While you are checking out the show floor remember that embracing application-awareness on your perimeter is about more than just controlling the traffic. It all starts with figuring out what is really happening on your network.
Network-based Malware Detection gains momentum
Traditional endpoint AV doesn’t work. That public service message has been brought to you by your friend Captain Obvious. But even though blacklists and signatures don’t work anymore, there are certain indicators of malware that can be tracked. Unfortunately that requires you to actually execute the malware to see what it does. Basically it’s a sandbox. It’s not really efficient to put a sandbox on every endpoint (though the endpoint protection vendors will try), so this capability is moving to the perimeter.
Thus a hot category you’ll see at RSA is “network-based malware detection” gear. These devices sit on the perimeter and watch all the files passing through to figure out which of them look bad and then either alert or block. They also track command and control traffic on egress links to see which devices have already been compromised and trigger your incident response process. Of course these monitors aren’t a panacea for catching all malware entering your network, but you can stop the low hanging fruit before it makes its way onto your network.
There are two main approaches to NBMD, which are described ad nauseum in our recently published paper, so we won’t get into that here. But suffice it to say, we believe this technology is important and until it gets fully integrated into the perimeter security gateway, it’s a class of device you should be checking out while you are at the show.
Big security flexes its muscle
Another major theme related to network security we expect to see at the show is Big Security flexing its muscles. Given the need for highly specialized chips to do application-aware traffic inspection, and the need to see a ton of traffic to do this network-based malware detection and reputation analysis, network security is no longer really a place for start-ups (and no, Palo Alto is no longer a start-up, per se). You’ll hear the big vendors make that point over and over and over and over at the show. It’s viability FUD, pure and simple. But they’ll be flinging it everywhere like toddlers who just learned to remove their diapers.

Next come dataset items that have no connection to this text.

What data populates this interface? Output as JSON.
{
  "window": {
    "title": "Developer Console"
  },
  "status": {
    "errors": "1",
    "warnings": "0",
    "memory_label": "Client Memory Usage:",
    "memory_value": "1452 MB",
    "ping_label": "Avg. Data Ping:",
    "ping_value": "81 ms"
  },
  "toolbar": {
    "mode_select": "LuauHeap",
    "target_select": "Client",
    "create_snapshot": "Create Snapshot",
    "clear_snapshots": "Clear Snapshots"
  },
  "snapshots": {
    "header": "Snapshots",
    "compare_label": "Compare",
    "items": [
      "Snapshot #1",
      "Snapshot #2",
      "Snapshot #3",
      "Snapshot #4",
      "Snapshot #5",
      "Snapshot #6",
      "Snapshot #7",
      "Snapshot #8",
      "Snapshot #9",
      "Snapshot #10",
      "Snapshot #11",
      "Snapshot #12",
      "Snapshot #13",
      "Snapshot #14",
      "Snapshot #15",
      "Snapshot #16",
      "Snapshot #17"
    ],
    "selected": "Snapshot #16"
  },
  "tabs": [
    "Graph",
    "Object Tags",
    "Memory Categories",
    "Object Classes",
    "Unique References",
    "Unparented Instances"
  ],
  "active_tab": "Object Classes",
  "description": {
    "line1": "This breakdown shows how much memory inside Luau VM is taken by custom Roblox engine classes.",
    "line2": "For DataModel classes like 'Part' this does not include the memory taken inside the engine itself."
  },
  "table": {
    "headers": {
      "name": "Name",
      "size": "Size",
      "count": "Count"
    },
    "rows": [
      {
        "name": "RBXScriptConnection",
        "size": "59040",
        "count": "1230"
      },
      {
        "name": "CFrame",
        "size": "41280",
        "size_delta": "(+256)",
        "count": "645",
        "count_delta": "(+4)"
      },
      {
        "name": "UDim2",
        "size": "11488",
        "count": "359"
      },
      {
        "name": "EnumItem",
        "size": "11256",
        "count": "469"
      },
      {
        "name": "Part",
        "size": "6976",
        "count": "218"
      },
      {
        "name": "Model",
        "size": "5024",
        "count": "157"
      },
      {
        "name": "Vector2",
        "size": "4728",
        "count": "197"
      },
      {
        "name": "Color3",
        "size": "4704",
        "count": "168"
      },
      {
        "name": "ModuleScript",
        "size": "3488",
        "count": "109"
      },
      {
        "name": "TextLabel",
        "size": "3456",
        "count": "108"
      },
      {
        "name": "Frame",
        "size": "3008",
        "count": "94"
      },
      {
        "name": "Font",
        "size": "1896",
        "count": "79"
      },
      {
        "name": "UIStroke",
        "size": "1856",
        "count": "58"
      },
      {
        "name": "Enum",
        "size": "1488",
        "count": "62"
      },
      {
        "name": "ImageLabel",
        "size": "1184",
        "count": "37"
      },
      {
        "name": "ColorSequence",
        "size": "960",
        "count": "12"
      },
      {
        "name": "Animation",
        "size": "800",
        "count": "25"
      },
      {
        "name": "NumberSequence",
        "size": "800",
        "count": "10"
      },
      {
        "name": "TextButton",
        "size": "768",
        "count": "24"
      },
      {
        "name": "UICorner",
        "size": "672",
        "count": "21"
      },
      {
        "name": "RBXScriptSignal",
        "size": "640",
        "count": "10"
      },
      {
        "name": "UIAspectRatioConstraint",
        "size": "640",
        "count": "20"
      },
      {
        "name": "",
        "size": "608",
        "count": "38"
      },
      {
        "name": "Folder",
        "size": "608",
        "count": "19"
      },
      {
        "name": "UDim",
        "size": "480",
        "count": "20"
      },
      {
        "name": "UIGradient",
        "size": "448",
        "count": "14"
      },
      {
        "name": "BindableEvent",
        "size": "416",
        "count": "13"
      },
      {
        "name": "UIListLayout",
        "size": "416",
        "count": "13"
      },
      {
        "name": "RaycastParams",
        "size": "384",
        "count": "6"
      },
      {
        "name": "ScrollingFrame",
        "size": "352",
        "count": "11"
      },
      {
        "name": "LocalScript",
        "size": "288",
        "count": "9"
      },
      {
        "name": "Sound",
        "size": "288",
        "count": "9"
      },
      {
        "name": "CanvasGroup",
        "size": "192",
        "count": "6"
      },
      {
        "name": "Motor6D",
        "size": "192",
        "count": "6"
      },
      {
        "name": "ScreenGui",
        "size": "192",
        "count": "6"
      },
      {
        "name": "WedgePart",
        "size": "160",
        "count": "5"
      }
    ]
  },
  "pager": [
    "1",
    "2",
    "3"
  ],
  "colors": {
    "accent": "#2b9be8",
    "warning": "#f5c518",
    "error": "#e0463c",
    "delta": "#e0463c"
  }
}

Consolidation has resulted in only a few players that truly focus only on network security, and most are smaller companies waiting to be acquired by big security players. But this is the natural order of things. That doesn’t mean we won’t see innovation and more start-ups doing very cool things to address issues with the big vendors, who don’t excel at innovation. We will, but this year we think the focus from the big vendors is going to be on how they can meet all your network security needs.